Le pilote de brousse et aventurier s'était fait connaître en novembre 1992, alors qu'il avait été arrêté à la suite de l'une des plus importantes importations de cocaïne de l'histoire du Canada. Quelques heures plus tôt, Boulanger avait décollé de la Colombie avec un Convair bourré de 4000 kilos de cocaïne et de dizaines de réservoirs d'essence permettant à ses complices colombiens qui l'accompagnaient de faire le plein en vol. Mais l'appareil avait été repéré par les autorités peu après son décollage et Boulanger avait été pourchassé par deux F-18 de l'armée canadienne qu'il avait réussi à semer. Mais le coup avait raté car pour échapper à ses poursuivants, Boulanger avait dû changer sa route, ce qui a rallongé son vol. Des complices, qui l'attendaient au bout de la piste avec des véhicules pour décharger la drogue, s'étaient découragés et avaient déjà quitté les lieux. Boulanger et ses complices avaient été arrêtés peu après leur atterrissage sur l'ancienne piste de l'armée de Casey, dans la Haute-Mauricie. Raymond Boulanger avait fait un clin d'oeil resté mémorable aux photographes de la presse peu après son arrestation. Il n'a jamais donné les noms des commanditaires de cette spectaculaire importation mais elle aurait été commandée par la mafia italienne.

Un roman

La vie de Raymond Boulanger est digne d'un film d'aventures. Il est né dans la région de Rimouski, a obtenu ses permis de pilote très jeune et a commencé à transporter de la drogue durant les années 70. C'est à cette époque qu'il a connu des responsables des cartels colombiens pour lesquels il a formé des pilotes de brousse et aménagé des pistes d'atterrissage en pleine jungle.
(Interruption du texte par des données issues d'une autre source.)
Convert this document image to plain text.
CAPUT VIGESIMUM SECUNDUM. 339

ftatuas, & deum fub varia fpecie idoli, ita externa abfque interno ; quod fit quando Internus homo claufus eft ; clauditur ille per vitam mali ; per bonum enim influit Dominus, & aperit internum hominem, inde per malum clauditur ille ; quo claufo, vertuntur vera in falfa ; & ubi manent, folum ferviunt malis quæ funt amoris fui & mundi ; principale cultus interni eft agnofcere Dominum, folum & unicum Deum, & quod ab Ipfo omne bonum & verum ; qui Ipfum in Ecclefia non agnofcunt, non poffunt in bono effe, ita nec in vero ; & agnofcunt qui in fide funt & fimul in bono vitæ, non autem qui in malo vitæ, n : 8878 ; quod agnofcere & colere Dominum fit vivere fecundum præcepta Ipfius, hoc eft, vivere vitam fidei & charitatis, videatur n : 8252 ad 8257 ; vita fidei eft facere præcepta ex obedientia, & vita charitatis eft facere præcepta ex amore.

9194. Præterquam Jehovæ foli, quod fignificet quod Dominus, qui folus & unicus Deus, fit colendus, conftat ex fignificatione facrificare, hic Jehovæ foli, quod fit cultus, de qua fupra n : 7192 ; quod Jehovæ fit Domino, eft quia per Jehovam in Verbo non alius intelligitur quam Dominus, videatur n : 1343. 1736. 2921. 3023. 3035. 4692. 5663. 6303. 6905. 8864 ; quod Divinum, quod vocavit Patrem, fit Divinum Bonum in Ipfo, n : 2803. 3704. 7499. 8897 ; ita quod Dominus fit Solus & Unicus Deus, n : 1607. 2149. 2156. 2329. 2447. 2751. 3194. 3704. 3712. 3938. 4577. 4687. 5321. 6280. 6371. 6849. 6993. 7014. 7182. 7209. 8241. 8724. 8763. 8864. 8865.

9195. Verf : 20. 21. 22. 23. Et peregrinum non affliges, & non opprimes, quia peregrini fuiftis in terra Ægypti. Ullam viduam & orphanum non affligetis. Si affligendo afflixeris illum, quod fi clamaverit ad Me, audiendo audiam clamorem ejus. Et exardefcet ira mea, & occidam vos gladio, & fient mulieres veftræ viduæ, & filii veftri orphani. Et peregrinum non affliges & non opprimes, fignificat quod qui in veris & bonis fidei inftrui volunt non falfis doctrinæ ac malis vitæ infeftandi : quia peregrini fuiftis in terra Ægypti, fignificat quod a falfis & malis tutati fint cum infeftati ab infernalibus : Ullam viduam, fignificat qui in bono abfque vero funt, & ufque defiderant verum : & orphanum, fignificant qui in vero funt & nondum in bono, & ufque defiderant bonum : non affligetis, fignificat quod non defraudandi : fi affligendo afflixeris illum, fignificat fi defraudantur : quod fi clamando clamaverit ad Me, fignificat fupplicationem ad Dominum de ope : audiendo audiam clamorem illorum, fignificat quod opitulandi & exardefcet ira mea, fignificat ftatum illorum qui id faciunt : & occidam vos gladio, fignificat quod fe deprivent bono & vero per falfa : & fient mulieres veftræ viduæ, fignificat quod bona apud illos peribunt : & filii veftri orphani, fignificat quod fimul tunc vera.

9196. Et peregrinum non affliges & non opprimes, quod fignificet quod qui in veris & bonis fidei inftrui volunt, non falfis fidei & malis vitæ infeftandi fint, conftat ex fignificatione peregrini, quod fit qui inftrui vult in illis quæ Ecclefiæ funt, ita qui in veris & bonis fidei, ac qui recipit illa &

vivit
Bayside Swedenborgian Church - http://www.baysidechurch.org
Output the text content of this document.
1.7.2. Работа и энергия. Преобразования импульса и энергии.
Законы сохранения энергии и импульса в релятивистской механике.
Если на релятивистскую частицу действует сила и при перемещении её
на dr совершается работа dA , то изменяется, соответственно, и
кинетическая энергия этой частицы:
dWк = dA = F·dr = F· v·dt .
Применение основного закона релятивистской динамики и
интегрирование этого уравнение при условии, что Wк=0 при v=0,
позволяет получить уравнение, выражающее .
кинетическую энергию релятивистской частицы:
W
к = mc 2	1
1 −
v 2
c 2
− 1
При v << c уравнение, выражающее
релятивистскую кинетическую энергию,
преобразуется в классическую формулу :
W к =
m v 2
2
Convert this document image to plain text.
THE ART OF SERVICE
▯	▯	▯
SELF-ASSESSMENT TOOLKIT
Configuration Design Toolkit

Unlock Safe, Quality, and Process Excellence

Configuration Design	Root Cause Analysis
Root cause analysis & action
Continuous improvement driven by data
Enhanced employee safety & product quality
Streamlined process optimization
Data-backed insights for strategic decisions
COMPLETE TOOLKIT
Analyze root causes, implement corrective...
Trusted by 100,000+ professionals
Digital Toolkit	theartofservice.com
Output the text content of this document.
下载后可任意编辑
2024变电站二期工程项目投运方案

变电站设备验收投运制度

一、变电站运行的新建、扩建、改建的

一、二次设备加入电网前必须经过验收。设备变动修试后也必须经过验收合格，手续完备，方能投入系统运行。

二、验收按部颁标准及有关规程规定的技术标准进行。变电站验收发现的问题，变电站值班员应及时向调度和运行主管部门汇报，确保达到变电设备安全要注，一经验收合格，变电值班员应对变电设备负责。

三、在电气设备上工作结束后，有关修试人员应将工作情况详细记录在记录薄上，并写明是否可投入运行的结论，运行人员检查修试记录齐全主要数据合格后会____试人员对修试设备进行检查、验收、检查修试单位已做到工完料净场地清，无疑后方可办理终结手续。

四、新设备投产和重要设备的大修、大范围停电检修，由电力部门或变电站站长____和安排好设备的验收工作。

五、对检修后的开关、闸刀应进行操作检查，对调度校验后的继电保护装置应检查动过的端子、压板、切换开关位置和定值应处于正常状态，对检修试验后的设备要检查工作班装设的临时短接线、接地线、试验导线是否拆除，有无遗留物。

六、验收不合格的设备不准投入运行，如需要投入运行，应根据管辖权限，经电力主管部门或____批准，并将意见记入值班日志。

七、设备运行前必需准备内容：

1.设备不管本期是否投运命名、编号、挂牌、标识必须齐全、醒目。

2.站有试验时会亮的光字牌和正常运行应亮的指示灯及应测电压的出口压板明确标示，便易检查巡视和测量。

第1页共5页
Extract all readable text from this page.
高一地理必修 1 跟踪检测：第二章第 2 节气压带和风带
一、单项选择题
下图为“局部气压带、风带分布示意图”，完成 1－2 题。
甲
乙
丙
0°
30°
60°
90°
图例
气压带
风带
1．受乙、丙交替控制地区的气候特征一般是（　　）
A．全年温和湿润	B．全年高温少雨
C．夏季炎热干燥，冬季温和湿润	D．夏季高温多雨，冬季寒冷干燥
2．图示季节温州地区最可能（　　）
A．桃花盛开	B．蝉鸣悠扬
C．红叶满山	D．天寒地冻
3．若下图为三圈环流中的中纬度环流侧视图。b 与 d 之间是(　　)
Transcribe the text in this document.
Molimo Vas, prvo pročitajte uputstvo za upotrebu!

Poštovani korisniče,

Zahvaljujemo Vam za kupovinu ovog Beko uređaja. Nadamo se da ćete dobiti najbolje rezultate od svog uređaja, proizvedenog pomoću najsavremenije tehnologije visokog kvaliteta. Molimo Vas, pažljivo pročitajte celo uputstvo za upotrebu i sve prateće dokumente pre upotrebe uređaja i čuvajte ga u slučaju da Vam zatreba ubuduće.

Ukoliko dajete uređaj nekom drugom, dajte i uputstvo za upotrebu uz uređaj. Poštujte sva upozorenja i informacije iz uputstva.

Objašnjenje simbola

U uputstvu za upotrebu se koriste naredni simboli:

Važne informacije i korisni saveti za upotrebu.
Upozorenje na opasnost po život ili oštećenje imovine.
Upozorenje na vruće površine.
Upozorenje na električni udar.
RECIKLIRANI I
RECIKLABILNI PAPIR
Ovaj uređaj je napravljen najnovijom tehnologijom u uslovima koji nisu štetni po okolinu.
Il a dit avoir travaillé pour la CIA durant les années 80, alors que les services d'espionnage américain supportaient les contras contre les troupes gouvernementales sandinistes de Daniel Ortega au Nicaragua.

À deux reprises, Raymond Boulanger a été arrêté et est parvenu à s'évader en 1998 et 2000. Durant l'une de ses cavales, il a même été enlevé en Colombie par des rebelles d'un groupuscule marxiste et ce sont les cartels qui ont négocié sa libération en versant une rançon. Ces deux évasions n'ont rien fait pour réduire le séjour en prison de Boulanger qui a été condamné à 23 ans en 1993.

Selon les commissaires aux libérations conditionnelles, Boulanger, qui s'est mis à peindre, derrière les barreaux, a maintenu un comportement conformiste en prison et aurait coupé ses liens avec la mafia. Le sexagénaire qui, aux dernières nouvelles, était commis aux effets personnels en prison à 6,90$ par jour, dit n'avoir aucun problème financier et dirigerait une fondation en Colombie. L'agent de probation de Boulanger a toutefois été incapable d'avoir les détails des holdings que ce dernier détient et c'est la raison pour laquelle les autorités lui demandent de fournir des états financiers.

Durant une entrevue au Journal de Montréal en 2011, Raymond Boulanger a déclaré n'avoir aucun regret et vouloir prendre sa retraite. Il a un ami très proche dans la région de Montréal pour lequel il va travailler.